2. Temuan dampak destruktif pada aspek kesehatan biologis dan fisik:

  • Kesehatan reproduksi anak perempuan yang menikah memiliki resiko tinggi, mulai dari gangguan kesehatan sampai kematian
  • Anak perempuan yang menikah beresiko mengalami HIV-AID atau Infeksi Menular Seksual, yang mungkin ditularkan oleh pasangan (suami) yang usianya lebih tua dengan pengalaman seksual yang beresiko.
  • Proses persalinan di usia muda merupakan faktor resiko tertinggi bagi kematian anak perempuan
  • Resiko kematian janin yang dikandung atau ketika proses persalinan karena beragam alasan.
  • Kesehatan bayi yang lahir yang mungkin kurang terpenuhi secara adekuat karena kurang siap mengasuh anak serta mungkin tingkat ekonomi rendah.
  • Anak yang menikah mengalami tekanan mental dari tuntutan menjalankan peranan sebagai orang tua, di usia muda yang belum siap menjalani peranan ini
  • Karena ketidaksiapan menjadi orangtua, bayi dan anak dari perkawinan ini beresiko tinggi mengalami salah asuh atau penelantaran.
  • Beresiko tinggi mengalami kekerasan dalam rumah tangga. Salah satu alasannya adalah karena anak atau remaja belum siap untuk memenuhi tuntutan kehidupan perkawinan, baik secara psikologis dan ekonomi, sehingga menciptakan tekanan tersendiri yang mungkin menghasilkan bentuk-bentuk kekerasan tersebut. Selain itu anak perempuan yang menikah memiliki posisi tawar yang rendah, menciptakan ketimpangan relasi kuasa dengan pasangannya (suami) sehingga kemungkinan mengalami KDRT semakin tinggi.
  • Tekanan-tekanan mental akibat perkawinan anak ini, dapat menyebabkan gangguan mental pada anak yang menikah, mulai dari keadaan emosi yang tidak stabil, tidak mampu mengelola dirinya sendiri, sampai gangguan mental berat seperti depresi sampai bunuh diri.

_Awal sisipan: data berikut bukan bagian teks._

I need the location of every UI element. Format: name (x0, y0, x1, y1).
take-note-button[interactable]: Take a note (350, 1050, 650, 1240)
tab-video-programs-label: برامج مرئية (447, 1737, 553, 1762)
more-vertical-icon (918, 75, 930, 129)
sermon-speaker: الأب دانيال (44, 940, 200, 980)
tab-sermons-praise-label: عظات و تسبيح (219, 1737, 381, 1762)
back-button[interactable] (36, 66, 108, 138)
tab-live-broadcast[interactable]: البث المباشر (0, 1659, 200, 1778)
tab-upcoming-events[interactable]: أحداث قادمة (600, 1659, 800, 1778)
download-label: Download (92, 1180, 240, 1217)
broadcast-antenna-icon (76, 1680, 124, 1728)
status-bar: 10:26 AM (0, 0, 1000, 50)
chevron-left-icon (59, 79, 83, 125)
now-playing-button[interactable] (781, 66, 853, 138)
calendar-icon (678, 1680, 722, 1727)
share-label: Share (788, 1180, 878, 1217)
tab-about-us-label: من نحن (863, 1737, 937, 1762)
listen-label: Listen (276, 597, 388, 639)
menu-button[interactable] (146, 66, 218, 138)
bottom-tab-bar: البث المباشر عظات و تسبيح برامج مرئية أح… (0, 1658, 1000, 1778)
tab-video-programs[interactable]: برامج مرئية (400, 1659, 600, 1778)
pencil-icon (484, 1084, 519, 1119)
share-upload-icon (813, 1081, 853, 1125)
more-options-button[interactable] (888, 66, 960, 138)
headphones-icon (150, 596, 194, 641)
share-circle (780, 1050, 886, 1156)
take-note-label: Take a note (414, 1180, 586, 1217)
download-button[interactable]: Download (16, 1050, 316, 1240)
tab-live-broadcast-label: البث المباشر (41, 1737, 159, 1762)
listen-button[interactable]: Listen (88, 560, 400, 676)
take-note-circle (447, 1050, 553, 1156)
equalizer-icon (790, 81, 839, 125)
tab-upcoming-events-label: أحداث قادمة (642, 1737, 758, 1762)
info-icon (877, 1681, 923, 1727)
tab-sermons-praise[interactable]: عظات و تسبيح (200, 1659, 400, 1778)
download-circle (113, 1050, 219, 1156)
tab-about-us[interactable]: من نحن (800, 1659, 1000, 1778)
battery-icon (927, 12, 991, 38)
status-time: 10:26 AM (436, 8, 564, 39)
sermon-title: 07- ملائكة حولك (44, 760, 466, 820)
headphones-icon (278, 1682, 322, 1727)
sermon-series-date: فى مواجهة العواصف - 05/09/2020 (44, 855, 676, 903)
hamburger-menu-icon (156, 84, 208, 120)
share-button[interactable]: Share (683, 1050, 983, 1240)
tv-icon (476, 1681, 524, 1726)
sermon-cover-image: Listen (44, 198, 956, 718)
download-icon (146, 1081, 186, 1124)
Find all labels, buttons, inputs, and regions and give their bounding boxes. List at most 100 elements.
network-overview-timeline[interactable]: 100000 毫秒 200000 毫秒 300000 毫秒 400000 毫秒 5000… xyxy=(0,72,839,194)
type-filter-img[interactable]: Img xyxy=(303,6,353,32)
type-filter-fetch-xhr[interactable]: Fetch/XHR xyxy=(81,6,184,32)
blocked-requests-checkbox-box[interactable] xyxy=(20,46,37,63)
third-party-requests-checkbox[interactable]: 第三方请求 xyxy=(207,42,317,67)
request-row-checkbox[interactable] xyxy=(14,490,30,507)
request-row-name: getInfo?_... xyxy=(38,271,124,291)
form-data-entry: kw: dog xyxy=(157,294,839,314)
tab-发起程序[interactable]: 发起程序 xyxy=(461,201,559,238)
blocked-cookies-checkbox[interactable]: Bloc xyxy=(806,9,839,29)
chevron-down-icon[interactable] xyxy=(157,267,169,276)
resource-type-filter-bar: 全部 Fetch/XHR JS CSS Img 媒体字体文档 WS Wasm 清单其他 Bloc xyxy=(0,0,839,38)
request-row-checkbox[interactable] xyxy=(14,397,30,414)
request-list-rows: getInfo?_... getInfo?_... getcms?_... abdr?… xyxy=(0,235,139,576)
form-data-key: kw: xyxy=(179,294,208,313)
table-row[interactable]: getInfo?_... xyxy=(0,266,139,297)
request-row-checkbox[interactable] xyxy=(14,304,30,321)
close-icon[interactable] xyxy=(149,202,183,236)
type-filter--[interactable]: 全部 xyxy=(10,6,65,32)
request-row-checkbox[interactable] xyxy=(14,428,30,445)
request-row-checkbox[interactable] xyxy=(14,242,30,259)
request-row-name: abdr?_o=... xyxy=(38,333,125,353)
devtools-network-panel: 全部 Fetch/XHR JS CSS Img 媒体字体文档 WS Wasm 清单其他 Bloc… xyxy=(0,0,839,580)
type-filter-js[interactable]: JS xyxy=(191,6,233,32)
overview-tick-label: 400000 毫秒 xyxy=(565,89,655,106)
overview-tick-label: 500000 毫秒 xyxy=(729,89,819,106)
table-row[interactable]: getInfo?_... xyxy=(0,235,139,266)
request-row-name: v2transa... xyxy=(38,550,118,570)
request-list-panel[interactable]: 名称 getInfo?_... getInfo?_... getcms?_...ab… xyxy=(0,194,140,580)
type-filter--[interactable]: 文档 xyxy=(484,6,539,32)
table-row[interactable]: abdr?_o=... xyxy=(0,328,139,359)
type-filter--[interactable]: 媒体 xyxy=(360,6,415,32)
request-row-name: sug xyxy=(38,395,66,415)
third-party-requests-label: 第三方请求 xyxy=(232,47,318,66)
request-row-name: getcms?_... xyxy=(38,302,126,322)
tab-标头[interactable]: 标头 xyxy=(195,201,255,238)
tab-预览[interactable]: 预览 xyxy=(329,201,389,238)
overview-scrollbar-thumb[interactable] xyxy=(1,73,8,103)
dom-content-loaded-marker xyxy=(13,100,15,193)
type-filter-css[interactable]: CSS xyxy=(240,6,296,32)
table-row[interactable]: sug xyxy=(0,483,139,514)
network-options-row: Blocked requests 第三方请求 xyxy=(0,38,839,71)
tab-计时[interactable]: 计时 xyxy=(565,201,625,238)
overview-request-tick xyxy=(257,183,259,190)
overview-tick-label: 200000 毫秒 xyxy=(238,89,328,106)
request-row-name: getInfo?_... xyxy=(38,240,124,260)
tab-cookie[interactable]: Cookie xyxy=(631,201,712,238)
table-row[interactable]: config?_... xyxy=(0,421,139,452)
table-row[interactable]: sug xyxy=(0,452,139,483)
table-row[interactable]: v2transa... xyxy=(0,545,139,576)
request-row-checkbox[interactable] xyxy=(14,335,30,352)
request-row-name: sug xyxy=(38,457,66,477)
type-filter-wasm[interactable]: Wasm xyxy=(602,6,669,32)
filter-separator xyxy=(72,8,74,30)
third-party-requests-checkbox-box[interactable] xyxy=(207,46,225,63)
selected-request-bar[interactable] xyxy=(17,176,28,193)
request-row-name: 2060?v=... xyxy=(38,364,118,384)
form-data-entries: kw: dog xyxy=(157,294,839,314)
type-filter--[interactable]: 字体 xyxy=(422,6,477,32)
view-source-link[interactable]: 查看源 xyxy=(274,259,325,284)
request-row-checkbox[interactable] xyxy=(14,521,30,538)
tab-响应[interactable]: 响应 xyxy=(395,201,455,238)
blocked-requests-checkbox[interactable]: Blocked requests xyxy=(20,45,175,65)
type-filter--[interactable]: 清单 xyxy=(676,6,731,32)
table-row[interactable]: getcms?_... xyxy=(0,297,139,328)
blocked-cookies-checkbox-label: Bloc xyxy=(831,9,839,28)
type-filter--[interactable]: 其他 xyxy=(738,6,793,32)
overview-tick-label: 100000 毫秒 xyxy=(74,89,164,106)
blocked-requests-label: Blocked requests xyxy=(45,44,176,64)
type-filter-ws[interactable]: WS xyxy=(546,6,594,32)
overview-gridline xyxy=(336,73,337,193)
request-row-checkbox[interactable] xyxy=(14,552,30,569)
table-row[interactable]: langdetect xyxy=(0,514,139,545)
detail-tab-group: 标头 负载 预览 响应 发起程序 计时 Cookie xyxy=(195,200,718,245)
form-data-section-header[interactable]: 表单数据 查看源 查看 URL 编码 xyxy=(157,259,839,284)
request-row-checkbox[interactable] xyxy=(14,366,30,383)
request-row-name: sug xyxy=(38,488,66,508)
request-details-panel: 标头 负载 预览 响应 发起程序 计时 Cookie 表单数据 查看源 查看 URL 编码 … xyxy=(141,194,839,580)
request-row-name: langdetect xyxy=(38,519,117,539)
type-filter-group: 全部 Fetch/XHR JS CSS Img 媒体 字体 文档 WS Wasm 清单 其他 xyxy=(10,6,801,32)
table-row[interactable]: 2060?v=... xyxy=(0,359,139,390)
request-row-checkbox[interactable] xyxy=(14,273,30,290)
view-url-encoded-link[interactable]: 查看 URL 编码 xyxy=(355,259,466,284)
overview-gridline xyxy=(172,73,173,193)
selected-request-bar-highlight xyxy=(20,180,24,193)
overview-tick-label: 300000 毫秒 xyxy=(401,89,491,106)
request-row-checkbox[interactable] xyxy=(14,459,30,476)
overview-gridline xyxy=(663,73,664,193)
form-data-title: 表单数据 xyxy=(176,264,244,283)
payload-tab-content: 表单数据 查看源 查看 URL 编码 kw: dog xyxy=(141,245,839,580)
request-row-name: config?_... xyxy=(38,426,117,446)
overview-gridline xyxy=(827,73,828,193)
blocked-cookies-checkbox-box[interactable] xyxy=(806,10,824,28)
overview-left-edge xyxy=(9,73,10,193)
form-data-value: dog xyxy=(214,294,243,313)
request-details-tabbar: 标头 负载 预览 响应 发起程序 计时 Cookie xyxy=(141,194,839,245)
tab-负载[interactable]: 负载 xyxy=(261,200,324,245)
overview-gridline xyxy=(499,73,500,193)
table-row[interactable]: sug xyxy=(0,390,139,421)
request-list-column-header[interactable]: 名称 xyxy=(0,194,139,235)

Lies Marcoes dan Fadilla Dwianti Putri dalam buku Kesaksian Pengantin Bocah, menyampaikan bahwa untuk mencari solusi masalah pernikahan usia anak ini perlu dikaji secara komprehensif mulai dari ruang budaya yang luas serta hukum yang berlaku, lembaga-lembaga formil terkait, sampai norma di ruang sosial terkecil yaitu keluarga. Menurut penelitian, keluarga lah yang memegang peranan terpenting dalam terjadinya pernikahan usia anak. Hal yang sungguh ironis, ketika seharusnya keluarga menjadi menjadi sumber utama pemenuhan hak tumbuh kembang anak, dalam hal pernikahan usia anak, sering kali justru keluarga lah yang menjerumuskan anak ke dalam situasi yang membahayakan kondisi kesehatan mental dan biologis anak.

Melihat dampak-dampak yang akan dialami anak ketika menikah pada usia dini, masihkah kita berkata bahwa pernikahan usia anak adalah solusi bagi masalah yang dihadapi (seperti kehamilan di luar nikah), atau jawaban masa depan yang lebih baik bagi anak-anak kita?